Evaluating the Performance of Automated Machine Learning (AutoML) Tools for Heart Disease Diagnosis and Prediction

Abstract

Globally, over 17 million people annually die from cardiovascular diseases, with heart disease being the leading cause of mortality in the United States. The ever-increasing volume of data related to heart disease opens up possibilities for employing machine learning (ML) techniques in diagnosing and predicting heart conditions. While applying ML demands a certain level of computer science expertise—often a barrier for healthcare professionals—automated machine learning (AutoML) tools significantly lower this barrier. They enable users to construct the most effective ML models without in-depth technical knowledge.
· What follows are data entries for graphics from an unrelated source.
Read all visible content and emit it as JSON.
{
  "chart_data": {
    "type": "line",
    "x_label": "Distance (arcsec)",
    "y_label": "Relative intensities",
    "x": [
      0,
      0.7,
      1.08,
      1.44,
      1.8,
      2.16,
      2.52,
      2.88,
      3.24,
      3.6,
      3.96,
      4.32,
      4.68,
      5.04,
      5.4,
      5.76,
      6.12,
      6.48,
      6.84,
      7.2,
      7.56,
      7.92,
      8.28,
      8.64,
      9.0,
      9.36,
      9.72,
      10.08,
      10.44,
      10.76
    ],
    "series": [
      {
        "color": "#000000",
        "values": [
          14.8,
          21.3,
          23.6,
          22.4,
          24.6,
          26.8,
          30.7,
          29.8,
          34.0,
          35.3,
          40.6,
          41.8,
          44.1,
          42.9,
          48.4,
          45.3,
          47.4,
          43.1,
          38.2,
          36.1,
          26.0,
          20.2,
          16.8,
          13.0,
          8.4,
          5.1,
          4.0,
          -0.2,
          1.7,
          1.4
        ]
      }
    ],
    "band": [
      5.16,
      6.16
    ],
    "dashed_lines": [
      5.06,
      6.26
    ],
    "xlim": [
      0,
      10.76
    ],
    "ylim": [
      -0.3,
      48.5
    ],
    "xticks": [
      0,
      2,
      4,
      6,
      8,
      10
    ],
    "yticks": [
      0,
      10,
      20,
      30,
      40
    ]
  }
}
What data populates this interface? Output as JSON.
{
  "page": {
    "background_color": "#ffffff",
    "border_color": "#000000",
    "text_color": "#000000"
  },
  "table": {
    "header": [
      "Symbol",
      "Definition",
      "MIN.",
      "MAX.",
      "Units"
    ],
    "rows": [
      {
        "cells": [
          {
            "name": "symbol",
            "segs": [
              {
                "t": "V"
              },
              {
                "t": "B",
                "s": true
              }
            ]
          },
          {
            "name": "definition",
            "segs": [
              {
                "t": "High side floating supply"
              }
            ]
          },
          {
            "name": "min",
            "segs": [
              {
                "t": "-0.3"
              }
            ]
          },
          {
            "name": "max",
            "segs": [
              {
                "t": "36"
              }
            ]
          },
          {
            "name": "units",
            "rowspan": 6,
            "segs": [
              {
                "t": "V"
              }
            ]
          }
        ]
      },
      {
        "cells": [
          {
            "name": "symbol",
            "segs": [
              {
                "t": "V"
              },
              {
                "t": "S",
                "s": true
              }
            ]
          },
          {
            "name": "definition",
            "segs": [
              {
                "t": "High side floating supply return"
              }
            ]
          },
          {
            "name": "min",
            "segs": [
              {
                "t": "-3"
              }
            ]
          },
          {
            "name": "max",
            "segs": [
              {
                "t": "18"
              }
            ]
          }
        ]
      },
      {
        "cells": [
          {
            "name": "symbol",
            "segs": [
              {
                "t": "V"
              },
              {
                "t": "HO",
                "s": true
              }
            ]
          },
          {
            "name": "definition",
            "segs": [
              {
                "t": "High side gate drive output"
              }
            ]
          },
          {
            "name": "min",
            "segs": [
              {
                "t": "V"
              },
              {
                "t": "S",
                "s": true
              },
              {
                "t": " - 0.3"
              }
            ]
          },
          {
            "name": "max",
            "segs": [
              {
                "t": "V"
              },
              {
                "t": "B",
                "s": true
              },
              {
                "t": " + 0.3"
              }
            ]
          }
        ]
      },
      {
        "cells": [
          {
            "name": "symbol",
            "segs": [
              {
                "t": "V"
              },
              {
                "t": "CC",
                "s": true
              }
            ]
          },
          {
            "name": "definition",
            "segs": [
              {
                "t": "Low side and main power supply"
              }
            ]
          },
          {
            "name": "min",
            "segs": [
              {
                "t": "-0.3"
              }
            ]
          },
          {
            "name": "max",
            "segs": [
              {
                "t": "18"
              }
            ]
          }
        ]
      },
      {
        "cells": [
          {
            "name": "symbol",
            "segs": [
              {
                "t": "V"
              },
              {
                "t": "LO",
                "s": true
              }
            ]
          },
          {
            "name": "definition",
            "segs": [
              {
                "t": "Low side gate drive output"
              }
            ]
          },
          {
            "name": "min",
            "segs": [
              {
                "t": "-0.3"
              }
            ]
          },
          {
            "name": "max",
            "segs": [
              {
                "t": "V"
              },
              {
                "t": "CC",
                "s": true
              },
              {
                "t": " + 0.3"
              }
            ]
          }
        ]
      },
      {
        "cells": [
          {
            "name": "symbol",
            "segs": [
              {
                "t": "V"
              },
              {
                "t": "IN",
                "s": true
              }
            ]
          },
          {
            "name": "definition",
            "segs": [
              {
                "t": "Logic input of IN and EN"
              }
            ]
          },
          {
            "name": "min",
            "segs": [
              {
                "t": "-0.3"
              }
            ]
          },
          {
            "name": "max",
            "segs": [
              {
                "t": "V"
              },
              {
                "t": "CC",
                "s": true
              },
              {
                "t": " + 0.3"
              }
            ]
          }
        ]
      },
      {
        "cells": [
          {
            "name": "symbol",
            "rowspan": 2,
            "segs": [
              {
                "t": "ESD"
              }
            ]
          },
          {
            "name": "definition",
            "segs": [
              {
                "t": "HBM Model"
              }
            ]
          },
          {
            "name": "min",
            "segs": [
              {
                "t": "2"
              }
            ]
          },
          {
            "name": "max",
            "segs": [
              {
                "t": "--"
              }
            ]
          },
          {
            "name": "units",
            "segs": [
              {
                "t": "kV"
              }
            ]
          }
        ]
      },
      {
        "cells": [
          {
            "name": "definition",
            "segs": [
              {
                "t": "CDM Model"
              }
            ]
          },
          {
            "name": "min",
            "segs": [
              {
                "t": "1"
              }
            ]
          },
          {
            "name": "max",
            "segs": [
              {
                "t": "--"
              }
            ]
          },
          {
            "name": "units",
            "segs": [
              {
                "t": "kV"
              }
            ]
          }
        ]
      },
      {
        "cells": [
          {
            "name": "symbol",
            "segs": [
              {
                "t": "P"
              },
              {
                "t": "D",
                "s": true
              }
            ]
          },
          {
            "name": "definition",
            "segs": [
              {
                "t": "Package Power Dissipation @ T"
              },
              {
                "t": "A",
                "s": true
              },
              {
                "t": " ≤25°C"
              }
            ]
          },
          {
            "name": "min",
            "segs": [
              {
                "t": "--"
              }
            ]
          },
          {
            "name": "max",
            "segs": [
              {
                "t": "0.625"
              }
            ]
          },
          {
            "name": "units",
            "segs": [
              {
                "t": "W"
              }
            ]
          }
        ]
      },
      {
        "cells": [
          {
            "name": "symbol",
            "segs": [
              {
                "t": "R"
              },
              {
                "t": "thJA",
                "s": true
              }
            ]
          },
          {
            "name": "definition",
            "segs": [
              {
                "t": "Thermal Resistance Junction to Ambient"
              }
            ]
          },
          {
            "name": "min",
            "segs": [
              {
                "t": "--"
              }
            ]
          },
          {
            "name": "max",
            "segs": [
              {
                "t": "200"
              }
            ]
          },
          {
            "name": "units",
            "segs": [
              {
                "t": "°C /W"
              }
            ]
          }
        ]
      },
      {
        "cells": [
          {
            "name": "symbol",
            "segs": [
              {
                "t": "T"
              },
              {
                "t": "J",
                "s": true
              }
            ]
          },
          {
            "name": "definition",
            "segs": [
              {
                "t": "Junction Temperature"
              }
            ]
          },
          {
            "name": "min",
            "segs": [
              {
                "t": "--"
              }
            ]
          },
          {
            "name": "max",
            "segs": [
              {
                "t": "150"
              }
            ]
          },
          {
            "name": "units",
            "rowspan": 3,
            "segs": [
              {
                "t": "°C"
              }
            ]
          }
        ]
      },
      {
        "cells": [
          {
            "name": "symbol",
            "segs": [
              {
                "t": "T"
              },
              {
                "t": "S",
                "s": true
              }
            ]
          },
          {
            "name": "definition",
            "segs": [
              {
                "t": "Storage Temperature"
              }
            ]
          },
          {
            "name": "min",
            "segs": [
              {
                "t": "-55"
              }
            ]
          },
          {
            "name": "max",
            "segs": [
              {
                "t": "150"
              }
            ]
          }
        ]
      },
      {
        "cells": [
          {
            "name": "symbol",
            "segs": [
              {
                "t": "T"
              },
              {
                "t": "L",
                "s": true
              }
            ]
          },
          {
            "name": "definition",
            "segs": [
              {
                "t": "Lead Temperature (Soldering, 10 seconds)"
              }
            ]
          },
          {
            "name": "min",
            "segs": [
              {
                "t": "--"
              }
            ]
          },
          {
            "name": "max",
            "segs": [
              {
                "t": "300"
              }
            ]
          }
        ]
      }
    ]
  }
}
Despite their potential, there has been a lack of research comparing the performance of different AutoML tools on heart disease data. Addressing this gap, our study evaluates three AutoML tools—PyCaret, AutoGluon, and AutoKeras—against three datasets (Cleveland, Hungarian, and a combined dataset). To evaluate the efficacy of AutoML against conventional machine learning methodologies, we crafted ten machine learning models using the standard practices of exploratory data analysis (EDA), data cleansing, feature engineering, and others, utilizing the sklearn library. Our toolkit included an array of models—logistic regression, support vector machines, decision trees, random forest, and various ensemble models. Employing 5-fold cross-validation, these traditionally developed models demonstrated accuracy rates spanning from 55% to 60%. This performance is markedly inferior to that of AutoML tools, indicating the latter’s superior capability in generating predictive models. Among AutoML tools, AutoGluon emerged as the superior tool, consistently achieving accuracy rates between 78% and 86% across the datasets. PyCaret’s performance varied, with accuracy rates from 65% to 83%, indicating a dependency on the nature of the dataset. AutoKeras showed the most fluctuation in performance, with accuracies ranging from 54% to 83%. Our findings suggest that AutoML tools can simplify the generation of robust ML models that potentially surpass those crafted through traditional ML methodologies. However, we must also consider the limitations of AutoML tools and explore strategies to overcome them. The successful deployment of high-performance ML models designed via AutoML could revolutionize the treatment and prevention of heart disease globally, significantly impacting patient care.